The drill hall had been radically reduced in size to accommodate a suite of offices on one side, glass partitions shielding an array of high-tech computers. Dryden had his nose pressed against the glass when a cough made him jump.
It was Major John Broderick.
‘Hi,’ said Dryden. ‘What’s all the gear?’
‘This stuff? Signals. It’s what the TA’s got to offer these days – qualifications. IT, computer maintenance, communications. Popular stuff. And the army needs it; we’ve got people out in Iraq now on active service. People from here.’

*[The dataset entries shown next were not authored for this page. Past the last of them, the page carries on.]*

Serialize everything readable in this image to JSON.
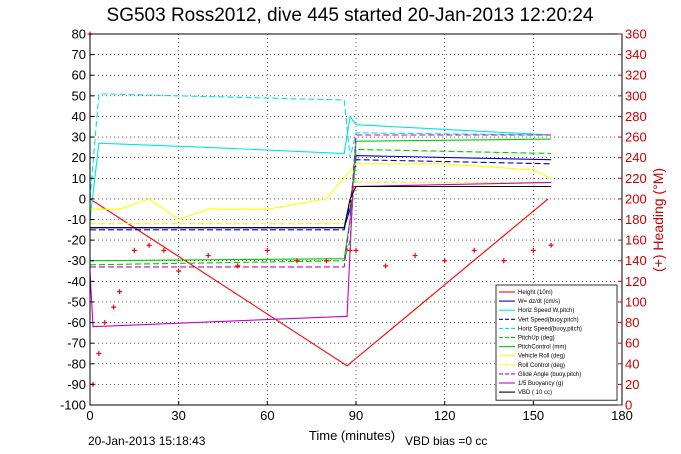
{
  "chart_data": {
    "type": "line",
    "title": "SG503 Ross2012, dive 445 started 20-Jan-2013 12:20:24",
    "xlabel": "Time (minutes)",
    "ylabel_right": "(+) Heading (°M)",
    "xlim": [
      0,
      180
    ],
    "ylim": [
      -100,
      80
    ],
    "ylim_right": [
      0,
      360
    ],
    "xticks": [
      "0",
      "30",
      "60",
      "90",
      "120",
      "150",
      "180"
    ],
    "yticks": [
      "80",
      "70",
      "60",
      "50",
      "40",
      "30",
      "20",
      "10",
      "0",
      "-10",
      "-20",
      "-30",
      "-40",
      "-50",
      "-60",
      "-70",
      "-80",
      "-90",
      "-100"
    ],
    "yticks_right": [
      "360",
      "340",
      "320",
      "300",
      "280",
      "260",
      "240",
      "220",
      "200",
      "180",
      "160",
      "140",
      "120",
      "100",
      "80",
      "60",
      "40",
      "20",
      "0"
    ],
    "grid": true,
    "legend_position": "bottom-right",
    "footer_left": "20-Jan-2013 15:18:43",
    "footer_right": "VBD bias =0 cc",
    "series": [
      {
        "name": "Height (10m)",
        "color": "#ff0000",
        "style": "solid",
        "x": [
          0,
          87,
          155
        ],
        "y": [
          0,
          -81,
          0
        ]
      },
      {
        "name": "W= dz/dt (cm/s)",
        "color": "#0000cc",
        "style": "solid",
        "x": [
          0,
          86,
          88,
          90,
          156
        ],
        "y": [
          -14,
          -14,
          -5,
          21,
          19
        ]
      },
      {
        "name": "Horiz Speed W,pitch)",
        "color": "#00e5e5",
        "style": "solid",
        "x": [
          0,
          3,
          40,
          86,
          88,
          90,
          156
        ],
        "y": [
          -10,
          27,
          25,
          22,
          40,
          36,
          31
        ]
      },
      {
        "name": "Vert Speed(buoy,pitch)",
        "color": "#0000cc",
        "style": "dashed",
        "x": [
          0,
          86,
          88,
          90,
          156
        ],
        "y": [
          -15,
          -15,
          -2,
          19,
          17
        ]
      },
      {
        "name": "Horiz Speed(buoy,pitch)",
        "color": "#00e5e5",
        "style": "dashed",
        "x": [
          0,
          3,
          86,
          88,
          90,
          156
        ],
        "y": [
          0,
          51,
          48,
          20,
          32,
          31
        ]
      },
      {
        "name": "PitchUp (deg)",
        "color": "#00cc00",
        "style": "dashed",
        "x": [
          0,
          86,
          88,
          90,
          156
        ],
        "y": [
          -32,
          -30,
          -20,
          24,
          22
        ]
      },
      {
        "name": "PitchControl (mm)",
        "color": "#00cc00",
        "style": "solid",
        "x": [
          0,
          86,
          88,
          90,
          156
        ],
        "y": [
          -30,
          -29,
          -10,
          28,
          29
        ]
      },
      {
        "name": "Vehicle Roll (deg)",
        "color": "#ffff00",
        "style": "solid",
        "x": [
          0,
          10,
          20,
          30,
          40,
          60,
          80,
          90,
          120,
          150,
          156
        ],
        "y": [
          -5,
          -5,
          0,
          -10,
          -5,
          -5,
          0,
          17,
          17,
          14,
          10
        ]
      },
      {
        "name": "Roll Control (deg)",
        "color": "#ffff00",
        "style": "dashed",
        "x": [
          0,
          86,
          90,
          156
        ],
        "y": [
          -12,
          -12,
          8,
          8
        ]
      },
      {
        "name": "Glide Angle (buoy,pitch)",
        "color": "#cc00cc",
        "style": "dashed",
        "x": [
          0,
          86,
          88,
          90,
          156
        ],
        "y": [
          -33,
          -33,
          -10,
          31,
          31
        ]
      },
      {
        "name": "1/5 Buoyancy (g)",
        "color": "#cc00cc",
        "style": "solid",
        "x": [
          0,
          1,
          86,
          87,
          89,
          156
        ],
        "y": [
          -35,
          -62,
          -57,
          -57,
          6,
          8
        ]
      },
      {
        "name": "VBD ( 10 cc)",
        "color": "#000000",
        "style": "solid",
        "x": [
          0,
          86,
          88,
          90,
          156
        ],
        "y": [
          -14,
          -14,
          0,
          6,
          6
        ]
      },
      {
        "name": "Heading",
        "color": "#ff0000",
        "style": "markers",
        "axis": "right",
        "x": [
          0,
          1,
          3,
          5,
          8,
          10,
          15,
          20,
          25,
          30,
          40,
          50,
          60,
          70,
          80,
          88,
          90,
          100,
          110,
          120,
          130,
          140,
          150,
          156
        ],
        "y": [
          360,
          20,
          50,
          80,
          95,
          110,
          150,
          155,
          150,
          130,
          145,
          135,
          150,
          140,
          140,
          150,
          150,
          135,
          145,
          140,
          150,
          140,
          150,
          155
        ]
      }
    ]
  }
}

They went into Broderick’s office: a sad room, cold despite the sun and dominated by an oak desk which looked too important for the building. Attached to the blotter was a small silver photo frame containing three shots: wife, wife and son, wife and daughter. On one wall was a framed sepia portrait of a soldier in the Indian Army. Dryden touched the frame: ‘And this… ?’
‘It’s my father; 1944.’
Dryden declined a seat. ‘The evacuation of Jude’s Ferry. The army organized everything, yes? You said there were records. Those questionnaires the villagers had to fill in?’